Once the reader understands what you have been investigating and why, it is time to explain how you went about it. State what variables you used and make sure that they are defined if there is a potential for ambiguity. Explain what methods you used. Did you do DNA analysis? Field work in an area of a rainforest? Interviews with people? The key here is that the reader should be able to replicate your study.

Results

Have your results ready? Woohoo! Congratulations! Now it is time for you to write it up. This is the section to provide all the information you found. This can be presented in the form of tables, figures, diagrams, quotes, or in another appropriate way. The diversity is real. Choose a way that provides the key results that are connected to your hypothesis. If you have more data, then you can put it in the appendix (See below for more information). You should strive to state what your results were and what your interpretation of them is. For example, if you interviewed 10 people, then you can have a table with what they said and then explain the table in a paragraph below.

Conclusion

Now it is time to tie it all together. Explain how your results are connected to your hypothesis. Do they support or refute it? Are they conclusive, inconclusive? What did you find overall? This is the place to synthesise your research with the why of your research. Describe the importance of your research for the overarching problems. What further research is needed, given your findings?

References

In research papers, you need to state your sources. There are different reference systems for doing so.
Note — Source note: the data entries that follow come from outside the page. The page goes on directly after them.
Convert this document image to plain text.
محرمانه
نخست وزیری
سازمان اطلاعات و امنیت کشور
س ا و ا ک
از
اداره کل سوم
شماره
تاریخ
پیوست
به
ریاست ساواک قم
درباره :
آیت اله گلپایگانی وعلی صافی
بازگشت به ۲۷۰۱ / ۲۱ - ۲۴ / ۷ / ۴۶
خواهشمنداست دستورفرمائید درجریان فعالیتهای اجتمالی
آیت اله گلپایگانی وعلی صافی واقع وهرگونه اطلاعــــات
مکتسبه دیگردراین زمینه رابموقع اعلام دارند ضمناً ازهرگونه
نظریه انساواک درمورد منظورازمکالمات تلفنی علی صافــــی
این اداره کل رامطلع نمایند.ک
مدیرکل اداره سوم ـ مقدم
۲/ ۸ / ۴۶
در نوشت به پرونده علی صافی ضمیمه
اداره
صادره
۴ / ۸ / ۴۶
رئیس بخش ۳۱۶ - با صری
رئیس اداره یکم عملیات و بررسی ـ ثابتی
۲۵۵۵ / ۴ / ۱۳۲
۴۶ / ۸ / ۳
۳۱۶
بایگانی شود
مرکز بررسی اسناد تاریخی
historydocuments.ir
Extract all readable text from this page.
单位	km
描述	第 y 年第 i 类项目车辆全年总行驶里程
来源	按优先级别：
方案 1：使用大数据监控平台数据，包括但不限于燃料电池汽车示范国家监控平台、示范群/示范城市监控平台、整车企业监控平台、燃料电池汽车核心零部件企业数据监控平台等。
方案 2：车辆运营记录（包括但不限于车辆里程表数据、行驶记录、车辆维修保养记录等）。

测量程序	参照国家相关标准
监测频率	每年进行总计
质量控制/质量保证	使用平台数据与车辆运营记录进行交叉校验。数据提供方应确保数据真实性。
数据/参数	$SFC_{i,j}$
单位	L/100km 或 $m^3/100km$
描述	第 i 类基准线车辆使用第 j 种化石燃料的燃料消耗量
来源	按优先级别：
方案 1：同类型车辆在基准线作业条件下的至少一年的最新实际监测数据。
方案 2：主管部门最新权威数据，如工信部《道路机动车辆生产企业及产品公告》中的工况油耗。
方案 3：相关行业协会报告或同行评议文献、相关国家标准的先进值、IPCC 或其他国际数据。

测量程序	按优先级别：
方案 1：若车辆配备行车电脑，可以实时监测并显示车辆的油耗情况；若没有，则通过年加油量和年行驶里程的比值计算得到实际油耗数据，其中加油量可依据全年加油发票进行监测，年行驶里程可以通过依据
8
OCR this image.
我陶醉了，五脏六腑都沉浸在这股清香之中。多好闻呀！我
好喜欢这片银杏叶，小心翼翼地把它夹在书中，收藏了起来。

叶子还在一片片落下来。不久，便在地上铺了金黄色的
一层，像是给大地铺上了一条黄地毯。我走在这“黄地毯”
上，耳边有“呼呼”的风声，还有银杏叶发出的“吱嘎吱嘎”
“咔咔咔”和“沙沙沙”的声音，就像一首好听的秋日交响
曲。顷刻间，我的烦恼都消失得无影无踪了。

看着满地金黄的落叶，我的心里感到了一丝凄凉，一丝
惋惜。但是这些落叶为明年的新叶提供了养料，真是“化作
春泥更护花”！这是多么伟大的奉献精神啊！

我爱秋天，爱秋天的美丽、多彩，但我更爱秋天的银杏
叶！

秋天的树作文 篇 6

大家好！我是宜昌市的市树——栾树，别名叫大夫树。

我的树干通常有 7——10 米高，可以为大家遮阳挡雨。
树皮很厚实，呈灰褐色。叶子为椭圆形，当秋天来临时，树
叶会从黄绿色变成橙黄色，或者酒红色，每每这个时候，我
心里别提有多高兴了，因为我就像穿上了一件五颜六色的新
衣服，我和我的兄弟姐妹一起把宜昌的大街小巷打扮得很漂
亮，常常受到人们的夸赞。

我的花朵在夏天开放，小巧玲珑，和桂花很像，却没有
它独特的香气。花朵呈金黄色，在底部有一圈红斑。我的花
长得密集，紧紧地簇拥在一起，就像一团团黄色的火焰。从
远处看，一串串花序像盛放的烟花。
There are rules specific to each reference system; however, for stating your sources, the important thing is to choose one system and then adhere to it. Footnotes with sources, or in brackets, belong to different systems, but there are also further differences. Common systems used are APA, MLA, Harvard System, or MHRA, and it is worth familiarising yourself with these and choosing your system for citations.

Appendix

Have any figures, data, interview questions that don’t neatly fit in the main text of your research paper? Here is the place for it. If you have original research, for instance interview transcripts, unprocessed data from lab experiment etc., you should put it here. This is a section that the reader can refer to if they are curious, want to replicate the study or read the results in more detail. Sometimes, a table can be large and be inappropriate in the text as it distracts the flow of it, and in which case, the appendix is the place for it.

What about the language?

Research papers tend to avoid first person. The reader already knows the material is created by you and involves your thought processes because you use references when it is someone else’s opinion. Try to use vocabulary appropriate to the topic. However, don’t try to use words that you yourself cannot understand.

So this is it. A research paper can seem daunting. However, if you plan your write up carefully, and if you divide it into different sections that follow your research chronologically from idea to end, you will know the structure, and the reader will follow you too. Have fun and good luck with writing up your research!